Vienna, Austria

ESTRO 2023

Session Item

Saturday
May 13
10:30 - 11:30
Schubert
Biomarkers and prediction models
Anna Dubrovska, Germany;
Eric Fong, Australia
Proffered Papers
Interdisciplinary
10:40 - 10:50
Deep learning NTCP model for late dysphagia based on 3D dose, CT and segmentations
Suzanne P.M. de Vette, The Netherlands
OC-0088

Abstract

Deep learning NTCP model for late dysphagia based on 3D dose, CT and segmentations
Authors:

Suzanne P.M. de Vette1, Hung Chu2, Hendrike Neh1, Roel J.H.M. Steenbakkers1, Peter M.A. van Ooijen1, Clifton D. Fuller3, Johannes A. Langendijk1, Nanna M. Sijtsema1, Lisanne V. van Dijk1

1University Medical Centre Groningen, Radiotherapy, Groningen, The Netherlands; 2University Medical Centre Groningen, Radiotherapy, Goningen, The Netherlands; 3MD Anderson Cancer Center, Radiation Oncology, Houston, USA

Show Affiliations
Purpose or Objective

Dysphagia after radiotherapy for head and neck cancer (HNC) has a large impact on patient-reported quality of life. Normal tissue complication probability (NTCP) models that predict the dysphagia risk after radiotherapy can be utilized to guide therapy decisions. These NTCP models are currently based on discrete dose parameters of a distinct set of swallowing-related structures (e.g., the pharyngeal constrictor muscles (PCMs) and the oral cavity). However, dysphagia development is a complicated inter-connected process involving many swallowing muscles and structures. Deep learning (DL) has the potential to improve dysphagia prediction, as it can predict based on the whole 3D dose distribution instead of reducing this to a single dose value. The aim of this study is to improve the prediction of dysphagia at 6 months after radiotherapy with 3D DL models compared to conventional NTCP models.

Material and Methods

At a single centre, 1113 HNC patients were included that received primary radiotherapy between 2007 and 2021. The cohort was split in a training (70%), cross-validation (15%), and independent “never-seen-by-the-model” test (15%) set. The endpoint was grade ≥2 physician-rated dysphagia at 6 months after radiotherapy (CTCAEv4.0). Input for the DL model were 3D planning CTs, dose distributions and swallowing structure segmentations (Brouwer et al., 2015). After hyperparameter tuning, a ResNet Deep Convolutional Neural Network (DCNN) was trained and optimized on a combination of cross-entropy and Area Under the Curve (AUC).

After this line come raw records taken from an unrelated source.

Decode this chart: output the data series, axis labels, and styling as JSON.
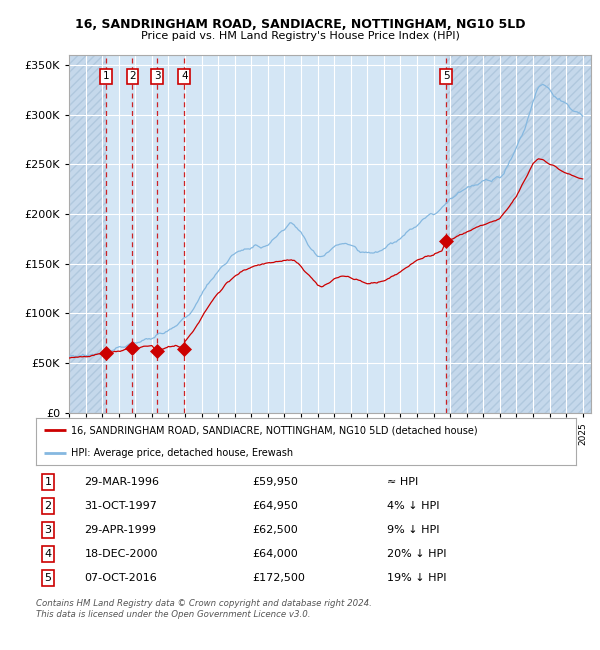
{
  "title1": "16, SANDRINGHAM ROAD, SANDIACRE, NOTTINGHAM, NG10 5LD",
  "title2": "Price paid vs. HM Land Registry's House Price Index (HPI)",
  "legend_label_red": "16, SANDRINGHAM ROAD, SANDIACRE, NOTTINGHAM, NG10 5LD (detached house)",
  "legend_label_blue": "HPI: Average price, detached house, Erewash",
  "footer1": "Contains HM Land Registry data © Crown copyright and database right 2024.",
  "footer2": "This data is licensed under the Open Government Licence v3.0.",
  "sales": [
    {
      "num": 1,
      "date_str": "29-MAR-1996",
      "date_dec": 1996.24,
      "price": 59950,
      "note": "≈ HPI"
    },
    {
      "num": 2,
      "date_str": "31-OCT-1997",
      "date_dec": 1997.83,
      "price": 64950,
      "note": "4% ↓ HPI"
    },
    {
      "num": 3,
      "date_str": "29-APR-1999",
      "date_dec": 1999.33,
      "price": 62500,
      "note": "9% ↓ HPI"
    },
    {
      "num": 4,
      "date_str": "18-DEC-2000",
      "date_dec": 2000.96,
      "price": 64000,
      "note": "20% ↓ HPI"
    },
    {
      "num": 5,
      "date_str": "07-OCT-2016",
      "date_dec": 2016.77,
      "price": 172500,
      "note": "19% ↓ HPI"
    }
  ],
  "ylim": [
    0,
    360000
  ],
  "xlim_start": 1994.0,
  "xlim_end": 2025.5,
  "yticks": [
    0,
    50000,
    100000,
    150000,
    200000,
    250000,
    300000,
    350000
  ],
  "background_color": "#daeaf7",
  "hatch_bg_color": "#c5d8eb",
  "grid_color": "#ffffff",
  "red_line_color": "#cc0000",
  "blue_line_color": "#85b8e0",
  "dashed_line_color": "#cc0000",
  "sale_marker_color": "#cc0000",
  "box_edge_color": "#cc0000",
  "between_sales_color": "#d0e4f4"
}
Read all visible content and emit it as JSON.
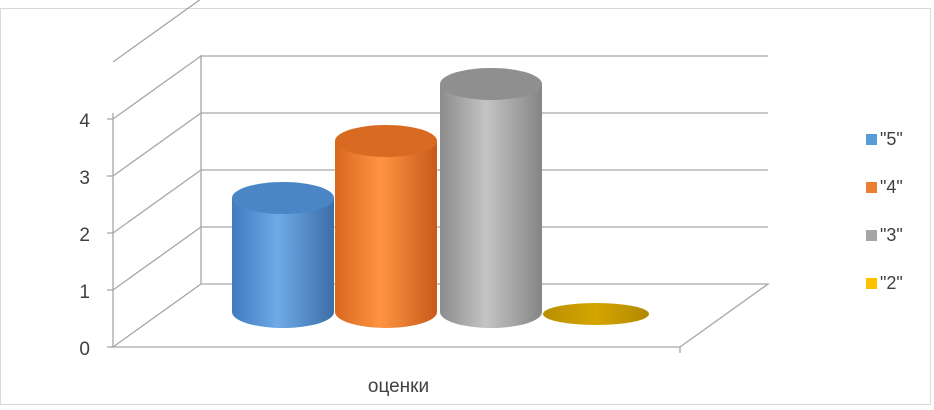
{
  "chart_data": {
    "type": "bar",
    "style": "3d-cylinder",
    "categories": [
      "оценки"
    ],
    "series": [
      {
        "name": "\"5\"",
        "values": [
          2
        ],
        "color": "#5B9BD5"
      },
      {
        "name": "\"4\"",
        "values": [
          3
        ],
        "color": "#ED7D31"
      },
      {
        "name": "\"3\"",
        "values": [
          4
        ],
        "color": "#A5A5A5"
      },
      {
        "name": "\"2\"",
        "values": [
          0
        ],
        "color": "#FFC000"
      }
    ],
    "y_ticks": [
      "0",
      "1",
      "2",
      "3",
      "4"
    ],
    "ylim": [
      0,
      4
    ],
    "grid": true,
    "legend": "right",
    "title": "",
    "xlabel": "",
    "ylabel": ""
  }
}
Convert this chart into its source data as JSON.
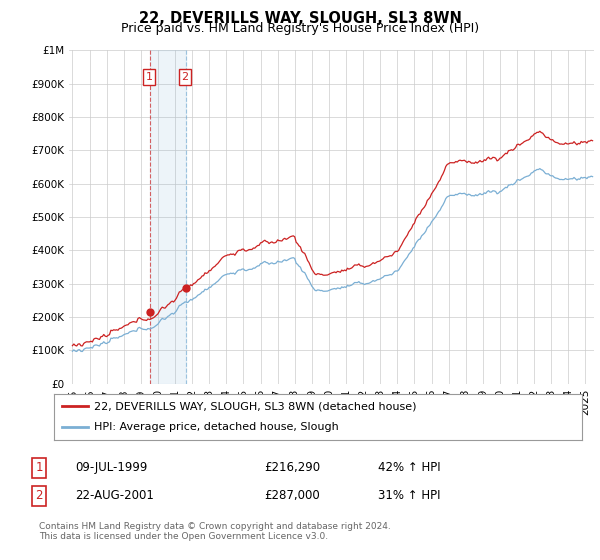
{
  "title": "22, DEVERILLS WAY, SLOUGH, SL3 8WN",
  "subtitle": "Price paid vs. HM Land Registry's House Price Index (HPI)",
  "ylabel_ticks": [
    "£0",
    "£100K",
    "£200K",
    "£300K",
    "£400K",
    "£500K",
    "£600K",
    "£700K",
    "£800K",
    "£900K",
    "£1M"
  ],
  "ytick_values": [
    0,
    100000,
    200000,
    300000,
    400000,
    500000,
    600000,
    700000,
    800000,
    900000,
    1000000
  ],
  "ylim": [
    0,
    1000000
  ],
  "xlim_start": 1994.8,
  "xlim_end": 2025.5,
  "hpi_color": "#7bafd4",
  "price_color": "#cc2222",
  "purchase1_date": 1999.52,
  "purchase1_price": 216290,
  "purchase2_date": 2001.64,
  "purchase2_price": 287000,
  "legend_label1": "22, DEVERILLS WAY, SLOUGH, SL3 8WN (detached house)",
  "legend_label2": "HPI: Average price, detached house, Slough",
  "table_row1": [
    "1",
    "09-JUL-1999",
    "£216,290",
    "42% ↑ HPI"
  ],
  "table_row2": [
    "2",
    "22-AUG-2001",
    "£287,000",
    "31% ↑ HPI"
  ],
  "footnote": "Contains HM Land Registry data © Crown copyright and database right 2024.\nThis data is licensed under the Open Government Licence v3.0.",
  "background_color": "#ffffff",
  "grid_color": "#cccccc",
  "title_fontsize": 10.5,
  "subtitle_fontsize": 9,
  "tick_fontsize": 7.5
}
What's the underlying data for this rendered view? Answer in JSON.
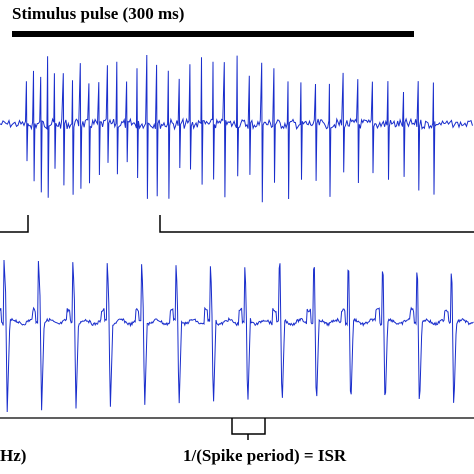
{
  "chart_data": {
    "type": "line",
    "colors": {
      "trace": "#1a2ecc",
      "annotation": "#000000",
      "background": "#ffffff"
    },
    "stimulus": {
      "label": "Stimulus pulse (300 ms)"
    },
    "top_trace": {
      "description_visible": "",
      "spike_count": 46
    },
    "bottom_trace": {
      "spike_count": 14
    },
    "annotations": {
      "isr_label": "1/(Spike period) = ISR",
      "partial_left_label": "Hz)"
    }
  }
}
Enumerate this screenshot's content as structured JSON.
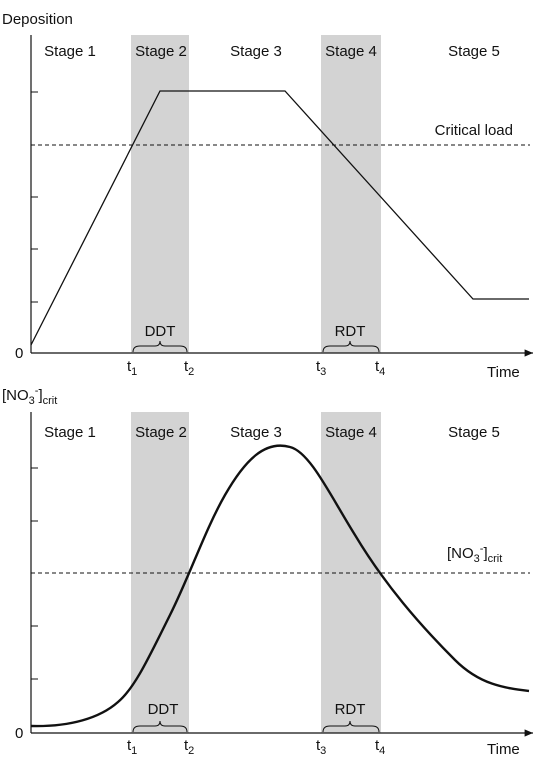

For comparison with the DL model, the performance of the recently published dysphagia NTCP model, which was trained on a comprehensive study cohort, was determined in our current dataset. Furthermore, attention maps that highlight the areas that the DL model focuses on per individual patient were visually evaluated.

Results

Hyperparameter tuning showed that a combination of the AdaBelief optimizer and a batch of 8 resulted in the highest training and validation AUC (Table 1). The final DL NTCP model showed excellent performance in the independent test set (AUC = 0.86 (95% Confidence Interval [0.80–0.93])). This performance was improved compared to the conventional NTCP model (AUC = 0.80 [0.72-0.87]), suggesting that 3D information enhanced dysphagia prediction. The attention maps revealed that the regions that have previously been associated with dysphagia development (e.g. the oral cavity and PCMs) were highlighted by the DL model (Figure 1), yet additionally the DL model focused on the parotid glands, submandibular glands, base-of-tongue and the larynx area.


Conclusion

Combining 3D information of the dose distribution, CT and swallowing-related segmentations in a DL model showed an improved prediction of late dysphagia compared to conventional NTCP models based on discrete dose parameters. Currently these models are in the process of being externally validated to evaluate their generalizability.